25/06/2015

Federer: 86. Et 34! Et 18?

Dans l'avalanche de chiffres, des statistiques et de records qui parsèment la carrière de Roger Federer, j'en ressors trois pour mieux situer sa stature... et pour démontrer qu'il va gagner le tournoi de Wimbledon, qui commence la semaine prochaine!

86, d'abord. Soit le nombre de tournois ATP remportés au cours de sa carrière, en un peu plus de 15 ans maintenant. Soit en moyenne 6 titres chaque année, bon an mal an, pour un sportif qui n'a pas particulièrement cherché à "courir le cachet", comme l'on fait ses deux seuls prédécesseurs dans ce classement, Connors (109 titres) et Lendl (94), et qui a toujours accordé au moins autant d'importance à ses victoires qu'à ses phases de récupération. Son 86e titre, il l'a gagné dimanche à Halle, sur gazon. Il est donc en forme et prêt pour le défi. Comme d'habitude.

34, ensuite. Ce sera son âge, au mois d'août prochain. Respectable, pour ne pas dire canonique pour un tennisman de haut niveau. Surtout que Federer y est toujours resté, au haut niveau. Alors que bon nombre d'observateurs prédisaient comme inéluctable son déclin en 2011, il est redevenu no1 mondial l'année suivante, a gagné Wimbledon dans la foulée et reste encore à ce jour... le deuxième meilleur joueur du monde! Depuis son ascension il n'a jamais quitté les sommets.

Alors 18, enfin. Soit ce 18e titre du Grand Chelem après lequel il court depuis 3 ans. Peut-il encore le gagner? La raison plaide froidement pour le non, mais le cœur nous crie oui. Alors écoutons le cœur.

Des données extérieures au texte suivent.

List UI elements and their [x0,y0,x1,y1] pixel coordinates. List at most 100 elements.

Le cœur nous susurre ainsi que Wimbledon est sans doute la levée du Grand Chelem la plus à sa portée. Pourquoi? Parce que sur gazon la technique prime, la variété du service compte, la volée redevient une arme redoutable et les échanges sont en principe raccourcis. Donc sur cette surface Federer a une petite chance de sortir vainqueur d'un combat en cinq manches contre des matraqueurs comme Djoko, Nadal, Stan ou Murray. Ce qui n'est à l'évidence plus le cas à Roland-Garros. D'ailleurs n'a-t-il pas perdu l'an dernier la finale de Wimbledon en 5 sets contre Djoko, 6-4 au 5e...

Bon, Roger peut aussi perdre en trois sets contre un lance-mines au service comme Cilic, Karlovic, Isner ou un joueur en état de grâce comme Tsonga, Stakhovski ou Kyrgios. Mais peu importe! Lui, il est convaincu qu'il peut gagner. Et moi, et beaucoup d'autres, on veut absolument croire qu'il va gagner. Pourquoi? Parce que sa victoire défierait la logique, l'entendement, les pronostics, les avis autorisés des experts. Et aussi parce que Roger Federer incarne une Suisse décomplexée, décontractée, inventive, internationale, humble et humaine et qu'on l'aime pour tout cela et pour tout le reste.